カゲロウ目(Order Ephemeroptera、ギリシャ語のephemeros=儚い、pteron=翼)に属する昆虫です。成虫の最も特徴的な姿からこの名がついた。トンボやイトトンボと同じ古代の昆虫、古翅目(こつばもく)に属する。
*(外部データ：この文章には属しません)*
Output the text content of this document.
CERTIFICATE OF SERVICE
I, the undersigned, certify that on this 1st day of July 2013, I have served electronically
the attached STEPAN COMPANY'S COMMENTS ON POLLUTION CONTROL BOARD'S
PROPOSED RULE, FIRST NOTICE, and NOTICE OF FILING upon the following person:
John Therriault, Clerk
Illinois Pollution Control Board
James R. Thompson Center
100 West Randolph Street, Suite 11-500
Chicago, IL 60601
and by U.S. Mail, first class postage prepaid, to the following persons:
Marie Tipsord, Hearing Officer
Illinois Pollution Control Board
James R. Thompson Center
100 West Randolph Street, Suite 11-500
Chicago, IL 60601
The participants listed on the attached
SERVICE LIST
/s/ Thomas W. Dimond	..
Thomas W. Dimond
カゲロウは、42科400以上、3,000種以上が現存しています。

特徴

  • 幼虫(若虫・ニンフ)は淡水で生活する水生昆虫で、体側や腹部に鰓(ぎ)を持ち、水中で呼吸します。種によっては底生性・泳泳性・付着性などさまざまな生活様式があります。
  • 成虫は2対の翅(前翅が大きく、後翅は小さいか退化)をもち、腹尾端に尾毛(尾毛が2本または3本)をもつものが多いです。口器は発達せず、短期間しか生存しない種が多いため、摂食を行わないものもあります。
  • 亜成虫(サブイマゴ)を経るのがカゲロウの大きな特徴です。多くの昆虫が成虫の前に完全変態を経るのに対し、カゲロウは水中の若虫が羽化して飛べるが生殖能力のある「亜成虫(subimago)」になり、さらに脱皮して完全な成虫(imago)になります。
  • 寿命は種や個体の段階で大きく異なります。幼虫期は数か月から数年に及ぶことがある一方、成虫の寿命は数時間~数日と非常に短く、交尾と産卵に専念します。

生活史・生態

  • 産卵は成虫が水面や水域に卵を落とす形で行われ、卵から孵化した幼虫は淡水底層で成長します。
  • 幼虫の餌は藻類、デトリタス(有機物の微粒子)、微小な動物性餌など種によって異なります。これにより水中の物質循環に重要な役割を果たします。
  • 集団羽化(ハッチ)を起こす種が多く、夜間や夕方に一斉に成虫が羽化して飛び立つ現象が見られます。大量発生すると地上に落ちた個体が道路を覆うこともあります。

分類と種数

カゲロウ目は数多くの科と属に分かれており、形態や生活史に基づく分類研究が続いています。上に示したように、現在は42科・400以上、3,000種以上が知られていますが、新種の記載や分類の見直しにより数は変動します。

生態系や人間との関わり

  • 水質指標生物:幼虫が清流を好む種が多いため、水質調査や環境評価の指標として利用されます。カゲロウの多様性や個体数は河川環境の健全性を示します。
  • 餌資源:魚類、特に釣りの対象となる淡水魚にとって重要な餌です。フライフィッシングではカゲロウのハッチに合わせたフライが用いられます。
  • 大量発生による影響:一部の地域では大量発生時に道路や家屋周辺に飛来・死骸が溜まり、清掃の問題を引き起こすことがありますが、毒性などの危険は一般的にありません。

観察のポイント

  • 春〜夏にかけて夕方に羽化やハッチの観察がしやすい。川や湖の浅瀬や石の裏などで幼虫を探すと、鰓や尾毛が観察できます。
  • 成虫の翅脈(翼の血管跡)は分類や同定に有用な特徴です。専門書や図鑑と照らし合わせると種の判別が可能です。

カゲロウはその短い成虫期の儚さから古くから人の関心を引いてきた昆虫であり、生態系の重要な一員でもあります。観察や保全の対象としても興味深いグループです。